インフルエンザワクチンには、従来の「注射」に加えて、近年日本でも使えるようになった「フルミスト(経鼻スプレー)」という選択肢があります。

「どっちが効くの?」「子どもにはどちらが向いている?」と気になる方も多いはず。この記事では医師の立場から、最新のエビデンスを踏まえてわかりやすく解説します。

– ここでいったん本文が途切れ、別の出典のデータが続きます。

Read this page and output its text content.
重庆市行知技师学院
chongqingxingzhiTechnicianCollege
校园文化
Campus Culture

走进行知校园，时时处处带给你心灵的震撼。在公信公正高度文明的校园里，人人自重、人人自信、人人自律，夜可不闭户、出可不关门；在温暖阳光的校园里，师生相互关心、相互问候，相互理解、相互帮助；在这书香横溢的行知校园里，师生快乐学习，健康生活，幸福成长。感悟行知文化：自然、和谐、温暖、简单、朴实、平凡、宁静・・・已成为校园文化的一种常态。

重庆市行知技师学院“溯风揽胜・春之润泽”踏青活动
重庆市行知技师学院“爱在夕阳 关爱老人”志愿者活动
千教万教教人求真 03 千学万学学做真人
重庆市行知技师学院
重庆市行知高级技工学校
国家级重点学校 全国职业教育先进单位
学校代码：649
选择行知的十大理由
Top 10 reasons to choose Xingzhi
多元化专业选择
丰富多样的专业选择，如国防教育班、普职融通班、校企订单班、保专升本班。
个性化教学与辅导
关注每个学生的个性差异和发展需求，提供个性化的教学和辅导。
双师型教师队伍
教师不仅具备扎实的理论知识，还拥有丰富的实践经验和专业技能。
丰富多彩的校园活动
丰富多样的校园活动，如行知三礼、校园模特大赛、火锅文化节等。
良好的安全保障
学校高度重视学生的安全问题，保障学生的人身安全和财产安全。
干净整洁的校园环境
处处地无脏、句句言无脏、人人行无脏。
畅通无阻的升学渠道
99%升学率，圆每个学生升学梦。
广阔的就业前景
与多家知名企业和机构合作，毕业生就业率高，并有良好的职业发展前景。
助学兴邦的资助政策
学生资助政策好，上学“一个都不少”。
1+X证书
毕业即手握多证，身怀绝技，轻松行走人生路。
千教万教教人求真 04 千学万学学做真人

項目フルミスト(LAIV:経鼻生ワクチン)注射(IIV:不活化ワクチン)
接種方法鼻腔にスプレー(片側0.1mL×2)筋肉注射
対象年齢(日本)2〜18歳生後6か月以上(全年齢)
回数1回小児は多くが2回、大人は1回
主な免疫応答粘膜免疫(IgA)、局所T細胞免疫+血清IgG主に血清IgG
効き目小児で十分な有効性、株によって差あり年齢を問わず安定して有効性あり
副反応鼻水、鼻づまり、軽い発熱注射部位の痛み、発熱、筋肉痛
向いている人健康な2〜18歳、注射が苦手な子乳児、成人、妊婦、喘息や免疫抑制がある人

効き目に差はある?

  • 小児では、フルミストも注射も同じくらい有効です。
  • 2013〜2016年のシーズンには、H1N1株でフルミストの効果が低い年がありました。その後株が改良され、現在は「どちらでも可」とされています。
  • 成人では注射の方が安定して効果を発揮するため、フルミストは推奨されていません。

よくある疑問 Q&A

Q1. ワクチンを打った日はお風呂に入っていいの?

→ 基本的に入浴は問題ありません。ただし体調が悪いときや熱があるときは控えましょう。

Q2. 接種当日に運動しても大丈夫?

→ 激しい運動は避けた方が安心です。普段の軽い活動は問題ありません。

Q3. フルミストを打った子どもは幼稚園や学校に行ける?

→ 通常は問題ありません。ただし、園に重度免疫抑制のお子さんが在籍している場合は、主治医や施設に相談を。

Q4. 妊婦さんはフルミストを打てる?

→ 妊婦さんにはフルミストは不可。必ず注射ワクチンを使います。

Q5. フルミストと注射を両方打つともっと効く?

→ 理論的には補完できますが、臨床的に大きな差はなく、副反応やコストが増えるため推奨されません。

まとめ

  • 健康な子ども(2〜18歳)は「フルミスト」でも「注射」でもどちらでもOK。
  • 妊娠中・喘息・免疫抑制がある場合は「注射」を選びましょう。
  • 成人や高齢者は「注射一択」です。
  • 大事なのは「接種しないで冬を迎えないこと」。自分や家族に合った方法を医師と相談して選んでください。

📌 本記事は一般的な情報の提供を目的としており、個別診療の代替ではありません。接種の可否は必ず医師にご相談ください。